Facettes de la S&S (18) : le cas "Red Sonja"


Ah, Red Sonja... Un personnage compliqué. Je m'explique.

La représentation des femmes en fantasy (et à plus forte raison en sword & sorcery) n'a pas toujours été extraordinaire, surtout quand le champ était presque exclusivement dominé par des auteurs masculins.

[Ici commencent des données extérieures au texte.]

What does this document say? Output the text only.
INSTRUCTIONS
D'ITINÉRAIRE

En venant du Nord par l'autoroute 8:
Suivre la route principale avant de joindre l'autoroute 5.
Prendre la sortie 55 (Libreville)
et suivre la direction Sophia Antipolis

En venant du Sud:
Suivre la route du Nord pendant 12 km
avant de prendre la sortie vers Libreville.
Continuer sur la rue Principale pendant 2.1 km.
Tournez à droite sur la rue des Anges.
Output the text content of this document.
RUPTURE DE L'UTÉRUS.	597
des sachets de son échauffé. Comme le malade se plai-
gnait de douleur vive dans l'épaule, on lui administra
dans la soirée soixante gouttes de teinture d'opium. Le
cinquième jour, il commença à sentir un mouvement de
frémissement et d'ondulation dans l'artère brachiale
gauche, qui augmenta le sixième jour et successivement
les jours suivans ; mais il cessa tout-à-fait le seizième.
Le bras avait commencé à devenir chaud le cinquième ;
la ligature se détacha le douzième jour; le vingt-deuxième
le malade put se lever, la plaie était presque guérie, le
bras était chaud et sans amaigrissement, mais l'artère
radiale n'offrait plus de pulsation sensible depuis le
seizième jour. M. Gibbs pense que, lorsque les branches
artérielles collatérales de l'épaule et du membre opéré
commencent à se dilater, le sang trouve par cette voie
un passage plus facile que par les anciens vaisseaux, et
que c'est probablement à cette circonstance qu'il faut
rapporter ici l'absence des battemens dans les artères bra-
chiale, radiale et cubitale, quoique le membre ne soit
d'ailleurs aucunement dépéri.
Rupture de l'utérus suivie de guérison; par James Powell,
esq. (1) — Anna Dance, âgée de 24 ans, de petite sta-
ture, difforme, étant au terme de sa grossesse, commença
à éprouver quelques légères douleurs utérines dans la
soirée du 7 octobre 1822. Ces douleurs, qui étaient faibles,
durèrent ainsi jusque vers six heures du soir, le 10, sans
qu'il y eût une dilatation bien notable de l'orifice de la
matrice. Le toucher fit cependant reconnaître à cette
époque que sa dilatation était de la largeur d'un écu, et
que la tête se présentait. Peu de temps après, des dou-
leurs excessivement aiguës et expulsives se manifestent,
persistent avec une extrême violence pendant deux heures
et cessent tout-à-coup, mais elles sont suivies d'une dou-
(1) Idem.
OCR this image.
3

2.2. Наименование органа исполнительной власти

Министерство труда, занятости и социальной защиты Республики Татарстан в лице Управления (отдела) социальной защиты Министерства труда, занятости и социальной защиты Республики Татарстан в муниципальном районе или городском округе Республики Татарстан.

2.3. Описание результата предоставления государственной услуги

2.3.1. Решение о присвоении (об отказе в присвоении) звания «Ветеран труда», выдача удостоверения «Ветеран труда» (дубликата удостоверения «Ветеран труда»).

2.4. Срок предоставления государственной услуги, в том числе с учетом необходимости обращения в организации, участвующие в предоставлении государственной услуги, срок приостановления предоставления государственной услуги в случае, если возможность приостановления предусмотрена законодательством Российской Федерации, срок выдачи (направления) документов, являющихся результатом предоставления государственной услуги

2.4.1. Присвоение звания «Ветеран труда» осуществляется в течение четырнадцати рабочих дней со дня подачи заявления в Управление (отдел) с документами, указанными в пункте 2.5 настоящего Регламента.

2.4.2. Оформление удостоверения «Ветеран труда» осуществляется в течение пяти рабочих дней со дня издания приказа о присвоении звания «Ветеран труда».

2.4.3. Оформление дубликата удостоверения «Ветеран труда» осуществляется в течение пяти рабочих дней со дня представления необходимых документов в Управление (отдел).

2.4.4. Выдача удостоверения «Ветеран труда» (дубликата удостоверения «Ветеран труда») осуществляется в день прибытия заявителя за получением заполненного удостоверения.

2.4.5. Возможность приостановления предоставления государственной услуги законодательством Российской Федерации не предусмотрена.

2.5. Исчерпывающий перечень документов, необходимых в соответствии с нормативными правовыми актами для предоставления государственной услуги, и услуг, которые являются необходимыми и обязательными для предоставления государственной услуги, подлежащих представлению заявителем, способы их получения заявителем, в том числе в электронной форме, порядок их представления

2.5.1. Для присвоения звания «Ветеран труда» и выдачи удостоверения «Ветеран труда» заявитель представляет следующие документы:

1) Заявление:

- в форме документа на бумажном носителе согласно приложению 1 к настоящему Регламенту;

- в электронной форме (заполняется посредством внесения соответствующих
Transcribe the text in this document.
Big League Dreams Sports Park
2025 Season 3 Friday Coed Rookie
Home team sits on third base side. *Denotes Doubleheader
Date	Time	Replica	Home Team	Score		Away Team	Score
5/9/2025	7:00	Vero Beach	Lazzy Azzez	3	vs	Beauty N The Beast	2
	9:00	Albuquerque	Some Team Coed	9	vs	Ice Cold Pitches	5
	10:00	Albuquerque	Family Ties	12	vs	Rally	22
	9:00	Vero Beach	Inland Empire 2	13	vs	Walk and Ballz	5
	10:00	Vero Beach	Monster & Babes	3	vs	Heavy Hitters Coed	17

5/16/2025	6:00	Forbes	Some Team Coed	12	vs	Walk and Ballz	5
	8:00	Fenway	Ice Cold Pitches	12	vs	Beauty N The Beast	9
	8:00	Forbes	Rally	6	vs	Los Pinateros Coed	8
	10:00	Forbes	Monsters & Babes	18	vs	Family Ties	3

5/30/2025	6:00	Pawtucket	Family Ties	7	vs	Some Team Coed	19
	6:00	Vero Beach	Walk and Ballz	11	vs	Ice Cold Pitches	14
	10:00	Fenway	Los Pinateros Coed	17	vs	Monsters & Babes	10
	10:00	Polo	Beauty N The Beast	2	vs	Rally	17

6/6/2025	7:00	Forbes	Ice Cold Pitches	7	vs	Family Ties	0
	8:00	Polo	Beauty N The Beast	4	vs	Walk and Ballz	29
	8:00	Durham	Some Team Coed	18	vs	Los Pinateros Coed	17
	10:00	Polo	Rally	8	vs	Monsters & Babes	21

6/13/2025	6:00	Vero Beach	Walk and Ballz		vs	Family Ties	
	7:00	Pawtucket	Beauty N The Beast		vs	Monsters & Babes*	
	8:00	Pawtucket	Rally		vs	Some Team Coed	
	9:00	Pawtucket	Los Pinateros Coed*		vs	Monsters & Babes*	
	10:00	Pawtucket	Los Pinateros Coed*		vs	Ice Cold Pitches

Le fait que la fantasy se déroule habituellement dans un passé fantasmé offre trop souvent un semblant de légitimité aux représentations sexistes : "Je ne fais que refléter la réalité médiévale/ancienne". Oui, mais la plupart des histoires de fantasy ne se déroulent pas au Moyen Âge : elles se déroulent dans des univers de fiction inspirés (parfois, et sur certains points) du Moyen Âge européen. Ce n'est pas la même chose. On n'est pas tenu, en tant qu'auteur de fantasy (à moins qu'on écrive de la fantasy historique, ce qui est un cas à part, mais ce serait trop long d'en discuter ici) de minimiser les rôles féminins et de représenter les femmes dans des attitudes de sujétion juste parce que la période du passé dont on s'inspire (parfois vaguement) avait des structures sociales sexistes. Et si on choisit de mettre en scène une société sexiste dans ses romans (on a le droit, après tout), mieux vaut le faire en connaissance de cause, en réfléchissant à ce que cela implique pour le récit, les personnages, et ce qu'on essaie de dire dans son livre, pas juste parce que "c'était comme ça dans l'ancien temps".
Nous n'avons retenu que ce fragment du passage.